Dentro de las celebraciones del 450 aniversario del nacimiento de Shakespeare, se lleva a escena la obra de teatro del dramaturgo español José Sanchis Sinisterra Próspero sueña Julieta (o viceversa), bajo la dirección de Ignacio Flores de la Lama y las actuaciones de Daniela Zavala y Ausencio Cruz, en el Teatro el Galeón, enfocado a propuestas experimentales.
Sanchis Siniterra ha tomado como materia prima de su dramaturgia el universo de Samuel Beckett para indagar las diversas formas que puede ir adquiriendo en nuestro mundo contemporáneo. El espacio vacío lleno de significados, personajes insatisfechos de su existencia sin saberlo siquiera, caminos rotos y las búsquedas nimias que esconden los huecos del alma, son algunos de los temas compartidos con este autor de la posguerra, parteaguas de nuestro teatro.
El humor, a través del sarcasmo o el subtexto, es la constante, y los géneros por los que Sanchis transita van de la tragedia a la comedia. En la obra de Próspero sueña Julieta (o viceversa) aborda la comedia y los saca del tiempo para mandarlos al sueño de uno o del otro; o quién sabe, del que sueña a los soñados, en esta espiral sin fin. Elige a dos personajes shakespeareanos: el mago Próspero de La Tempestad y la enamorada Julieta de la tragedia de Romeo y Julieta. La obra está formada por dos monólogos donde cada uno de ellos habla con un yo ausente y un encuentro fugaz. Próspero comparte sus sinsabores con Miranda –que Flores de la Lama la concretiza en un maniquí– y Julieta con su Romeo muerto en el fondo de la cripta. Sólo al final se entrecruzan las realidades soñadas y en un abrir y cerrar de ojos, se encuentran un instante para quedar aún más confundidos.

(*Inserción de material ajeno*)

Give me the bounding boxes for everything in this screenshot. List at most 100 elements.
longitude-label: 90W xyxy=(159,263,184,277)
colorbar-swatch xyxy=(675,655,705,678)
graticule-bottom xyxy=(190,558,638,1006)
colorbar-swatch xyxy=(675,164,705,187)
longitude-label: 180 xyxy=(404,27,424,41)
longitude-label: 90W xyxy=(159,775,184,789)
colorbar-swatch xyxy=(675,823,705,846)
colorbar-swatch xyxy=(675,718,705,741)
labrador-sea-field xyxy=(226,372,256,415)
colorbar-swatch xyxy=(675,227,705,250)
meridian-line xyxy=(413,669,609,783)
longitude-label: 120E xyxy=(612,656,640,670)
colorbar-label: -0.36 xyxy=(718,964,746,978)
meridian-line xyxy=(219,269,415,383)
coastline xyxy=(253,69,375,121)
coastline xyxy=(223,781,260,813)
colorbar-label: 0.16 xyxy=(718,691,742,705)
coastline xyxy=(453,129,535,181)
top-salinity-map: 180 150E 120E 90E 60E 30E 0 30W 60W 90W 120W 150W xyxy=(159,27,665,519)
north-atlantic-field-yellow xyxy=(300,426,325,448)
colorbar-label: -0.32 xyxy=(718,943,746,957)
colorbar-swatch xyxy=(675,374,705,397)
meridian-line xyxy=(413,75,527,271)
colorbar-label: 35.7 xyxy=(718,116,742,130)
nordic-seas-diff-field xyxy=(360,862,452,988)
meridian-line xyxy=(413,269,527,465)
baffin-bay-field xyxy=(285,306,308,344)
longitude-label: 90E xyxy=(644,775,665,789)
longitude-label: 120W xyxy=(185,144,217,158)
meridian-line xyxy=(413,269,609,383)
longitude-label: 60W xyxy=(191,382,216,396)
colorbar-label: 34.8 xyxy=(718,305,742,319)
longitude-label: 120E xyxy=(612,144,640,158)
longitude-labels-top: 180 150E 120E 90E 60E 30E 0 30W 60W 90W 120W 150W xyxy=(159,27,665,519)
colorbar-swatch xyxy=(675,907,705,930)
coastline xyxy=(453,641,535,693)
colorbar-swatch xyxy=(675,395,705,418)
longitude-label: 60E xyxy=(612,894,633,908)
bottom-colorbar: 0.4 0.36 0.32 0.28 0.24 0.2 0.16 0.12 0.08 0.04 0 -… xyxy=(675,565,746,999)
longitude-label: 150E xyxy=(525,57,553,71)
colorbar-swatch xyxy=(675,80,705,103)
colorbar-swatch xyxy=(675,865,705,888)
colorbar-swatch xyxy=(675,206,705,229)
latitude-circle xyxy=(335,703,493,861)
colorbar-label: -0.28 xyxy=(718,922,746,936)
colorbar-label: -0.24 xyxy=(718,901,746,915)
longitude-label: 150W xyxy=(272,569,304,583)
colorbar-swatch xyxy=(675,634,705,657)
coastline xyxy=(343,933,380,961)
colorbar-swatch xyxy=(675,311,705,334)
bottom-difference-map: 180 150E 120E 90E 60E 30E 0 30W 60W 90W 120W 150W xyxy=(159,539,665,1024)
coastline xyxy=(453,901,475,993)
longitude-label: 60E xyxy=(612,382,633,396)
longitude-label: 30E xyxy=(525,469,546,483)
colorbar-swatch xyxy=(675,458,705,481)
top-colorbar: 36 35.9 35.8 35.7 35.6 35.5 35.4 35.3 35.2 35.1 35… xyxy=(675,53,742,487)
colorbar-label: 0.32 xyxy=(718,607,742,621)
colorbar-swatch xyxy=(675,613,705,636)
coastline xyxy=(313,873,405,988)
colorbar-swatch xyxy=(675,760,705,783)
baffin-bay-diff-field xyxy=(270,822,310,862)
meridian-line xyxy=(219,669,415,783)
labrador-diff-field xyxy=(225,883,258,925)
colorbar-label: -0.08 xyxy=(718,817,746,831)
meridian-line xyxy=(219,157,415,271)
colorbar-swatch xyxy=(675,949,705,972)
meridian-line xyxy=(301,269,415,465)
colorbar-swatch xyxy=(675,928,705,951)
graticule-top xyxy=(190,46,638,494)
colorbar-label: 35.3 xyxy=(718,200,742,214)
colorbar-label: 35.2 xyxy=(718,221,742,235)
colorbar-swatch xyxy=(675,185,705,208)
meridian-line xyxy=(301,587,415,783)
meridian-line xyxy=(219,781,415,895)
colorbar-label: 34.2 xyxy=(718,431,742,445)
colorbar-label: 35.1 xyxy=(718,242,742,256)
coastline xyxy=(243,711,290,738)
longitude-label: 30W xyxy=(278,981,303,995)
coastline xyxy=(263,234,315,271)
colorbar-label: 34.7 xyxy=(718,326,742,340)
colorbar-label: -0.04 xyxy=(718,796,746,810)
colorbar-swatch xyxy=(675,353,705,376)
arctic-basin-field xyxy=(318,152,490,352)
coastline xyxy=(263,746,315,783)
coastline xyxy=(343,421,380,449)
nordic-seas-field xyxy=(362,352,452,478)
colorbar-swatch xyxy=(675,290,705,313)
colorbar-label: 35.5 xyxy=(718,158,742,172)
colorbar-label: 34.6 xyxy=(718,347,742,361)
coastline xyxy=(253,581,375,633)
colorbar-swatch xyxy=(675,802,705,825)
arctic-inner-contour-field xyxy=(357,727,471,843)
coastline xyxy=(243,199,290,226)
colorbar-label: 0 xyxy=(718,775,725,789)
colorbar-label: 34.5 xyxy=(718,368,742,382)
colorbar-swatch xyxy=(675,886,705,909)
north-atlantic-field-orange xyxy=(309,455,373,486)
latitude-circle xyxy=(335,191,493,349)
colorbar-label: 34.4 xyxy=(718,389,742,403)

La propuesta experimental de Sanchis Sinisterra contiene un lenguaje florido y de época, donde las realidades y los tiempos no tienen límites ni linealidad. La dramaturgia del autor choca con la propuesta convencional de la dirección de Flores de la Lama, que se caracteriza por movimientos grandilocuentes y ocurrencias disímbolas que no logran un estilo. La música va de un Pink Floyd a un pop que se escucha en la radio con la melodía de la película Singing in the rain. Próspero con un vestuario del siglo de oro, pone y quita la música para invocar tempestades con un control remoto y escribe cartas con pluma de ganso. Las actuaciones declamadas y formales de Ausencio Cruz por un lado, y melodramáticas y estridentes de Daniela Zavala, por el otro, impiden que fluya la comedia y que al público le gane la risa, sumiéndolo, más bien, en un denso sopor.
Ignacio Flores de la Lama, director de Casa Azul, la escuela de actuación de Argos, concibe un atractivo espacio escénico simulando una isla o un barco con diferentes niveles, construidos de madera. En la parte superior, como el mástil, el escritorio donde Próspero revive la soledad y su locura; y en primer plano un armario con el maniquí con el que conversa y el espacio de Julieta donde ella emerge, como si saliera de su tumba. Las situaciones son cómicas, pues Julieta busca las razones por las que el amor con Romeo no fructificó, y sus otras posibilidades, y Próspero lucha contra el cansancio y sus achaques. El diseño del espacio y la luz de Mauricio Ascencio contribuyen a crear zonas distintas para que el tiempo y el espacio se trastoquen. Flores de la Lama resuelve así el juego de los planos y las realidades, dando una visual polivalente.
Próspero sueña Julieta (o viceversa) cierra temporada en el Centro Cultural del Bosque y mantiene vivos a personajes de Shakespeare con la visión de un dramaturgo contemporáneo.